I wish this speaker did not occasionally drop the "s" at the end of some words. Sometimes the context makes clear that the word is plural ("mis" in this sentence, even though it sounded to me like "mi"). But sometimes the context is not clear, and I'm unable to hear the speaker pronounce the final "s." Anyone else have this problem?
Reading this reminded me that we have a paternal grandfather and a maternal grandfather. So I hope to learn too whether 'abuelos' can mean one's 'grandfathers'. (It would be a legitimate sentence such as in a discussion about grandfathers in general.)
In your English sentence there needs to be an apostrophe: "grandfathers' ages".

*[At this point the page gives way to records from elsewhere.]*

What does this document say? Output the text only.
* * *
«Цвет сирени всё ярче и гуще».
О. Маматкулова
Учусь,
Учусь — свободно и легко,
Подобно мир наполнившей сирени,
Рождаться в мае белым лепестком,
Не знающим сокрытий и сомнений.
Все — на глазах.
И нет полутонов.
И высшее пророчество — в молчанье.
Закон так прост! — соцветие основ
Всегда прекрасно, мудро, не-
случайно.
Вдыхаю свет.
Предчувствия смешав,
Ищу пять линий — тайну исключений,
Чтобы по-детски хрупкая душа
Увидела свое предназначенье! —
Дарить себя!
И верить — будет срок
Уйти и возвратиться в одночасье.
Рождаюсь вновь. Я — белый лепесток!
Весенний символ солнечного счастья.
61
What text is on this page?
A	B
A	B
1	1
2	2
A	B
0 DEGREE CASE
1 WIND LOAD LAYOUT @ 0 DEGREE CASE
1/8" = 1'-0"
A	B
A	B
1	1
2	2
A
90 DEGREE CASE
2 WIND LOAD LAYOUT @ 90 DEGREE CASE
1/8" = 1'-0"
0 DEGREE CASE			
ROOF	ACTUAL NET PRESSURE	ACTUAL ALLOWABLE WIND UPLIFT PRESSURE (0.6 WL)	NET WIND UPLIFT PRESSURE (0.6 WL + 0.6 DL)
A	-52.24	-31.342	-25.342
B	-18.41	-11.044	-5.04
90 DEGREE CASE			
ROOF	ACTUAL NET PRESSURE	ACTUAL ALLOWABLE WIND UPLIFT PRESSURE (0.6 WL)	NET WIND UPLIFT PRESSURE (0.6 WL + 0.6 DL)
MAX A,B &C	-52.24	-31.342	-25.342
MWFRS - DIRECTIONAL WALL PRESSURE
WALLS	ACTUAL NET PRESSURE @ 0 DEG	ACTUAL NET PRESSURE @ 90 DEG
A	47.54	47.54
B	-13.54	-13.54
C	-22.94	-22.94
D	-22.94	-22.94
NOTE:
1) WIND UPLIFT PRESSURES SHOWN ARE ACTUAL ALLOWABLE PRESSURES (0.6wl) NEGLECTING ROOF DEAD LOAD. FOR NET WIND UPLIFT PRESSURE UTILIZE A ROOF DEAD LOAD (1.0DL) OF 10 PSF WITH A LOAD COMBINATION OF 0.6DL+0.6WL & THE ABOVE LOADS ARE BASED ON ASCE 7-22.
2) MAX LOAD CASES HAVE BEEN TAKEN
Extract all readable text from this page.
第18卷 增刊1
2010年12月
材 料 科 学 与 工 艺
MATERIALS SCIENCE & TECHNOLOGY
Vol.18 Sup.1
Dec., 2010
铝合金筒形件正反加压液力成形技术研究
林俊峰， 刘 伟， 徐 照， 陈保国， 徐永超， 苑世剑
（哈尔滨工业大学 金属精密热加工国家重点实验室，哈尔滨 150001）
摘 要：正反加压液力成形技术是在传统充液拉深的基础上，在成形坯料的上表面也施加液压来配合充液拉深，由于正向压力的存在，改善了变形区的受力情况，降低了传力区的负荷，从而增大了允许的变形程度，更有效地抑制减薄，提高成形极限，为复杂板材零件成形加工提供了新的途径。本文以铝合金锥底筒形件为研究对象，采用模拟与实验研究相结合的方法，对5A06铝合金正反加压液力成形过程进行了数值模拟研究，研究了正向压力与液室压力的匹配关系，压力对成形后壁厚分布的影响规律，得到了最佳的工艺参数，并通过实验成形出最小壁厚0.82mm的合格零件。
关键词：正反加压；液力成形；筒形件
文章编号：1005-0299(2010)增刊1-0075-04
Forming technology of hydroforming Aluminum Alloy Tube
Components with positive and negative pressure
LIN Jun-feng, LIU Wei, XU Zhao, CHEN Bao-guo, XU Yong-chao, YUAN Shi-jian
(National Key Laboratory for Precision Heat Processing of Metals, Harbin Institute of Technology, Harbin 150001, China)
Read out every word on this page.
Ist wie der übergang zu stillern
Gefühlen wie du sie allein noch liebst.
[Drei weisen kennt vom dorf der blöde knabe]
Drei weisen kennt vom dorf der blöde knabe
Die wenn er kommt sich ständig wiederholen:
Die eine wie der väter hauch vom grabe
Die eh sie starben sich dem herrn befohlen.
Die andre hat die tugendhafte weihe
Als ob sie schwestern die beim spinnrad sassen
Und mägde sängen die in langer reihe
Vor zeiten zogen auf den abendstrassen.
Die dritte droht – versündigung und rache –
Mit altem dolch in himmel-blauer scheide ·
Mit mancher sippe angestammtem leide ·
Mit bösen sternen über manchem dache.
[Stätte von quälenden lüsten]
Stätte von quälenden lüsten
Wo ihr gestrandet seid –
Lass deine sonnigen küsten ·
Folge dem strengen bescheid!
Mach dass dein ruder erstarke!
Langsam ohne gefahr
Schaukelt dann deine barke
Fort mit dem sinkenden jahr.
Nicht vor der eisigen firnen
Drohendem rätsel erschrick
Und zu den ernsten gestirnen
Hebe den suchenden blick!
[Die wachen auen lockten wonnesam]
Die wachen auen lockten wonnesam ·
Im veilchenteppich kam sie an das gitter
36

The exact same ambiguity exists with padres, hermanos, niños, hijos, tíos, sobrinos, esposos, reyes, etc. and I have yet to find any universally accepted way of distinguishing them collectively.
So I usually just refer to them separately and specifically, eg la edad de mi abuelo paterno y mi abuelo materno.
Sometimes you can get away with male/female (varón/hembra) eg mis hijos varones (my male children) but it often provokes weird looks from the unsophisticated and doesn't work across family tree branches, eg mis abuelos varones comes across as my male grandparents---as if all four of them were male lol.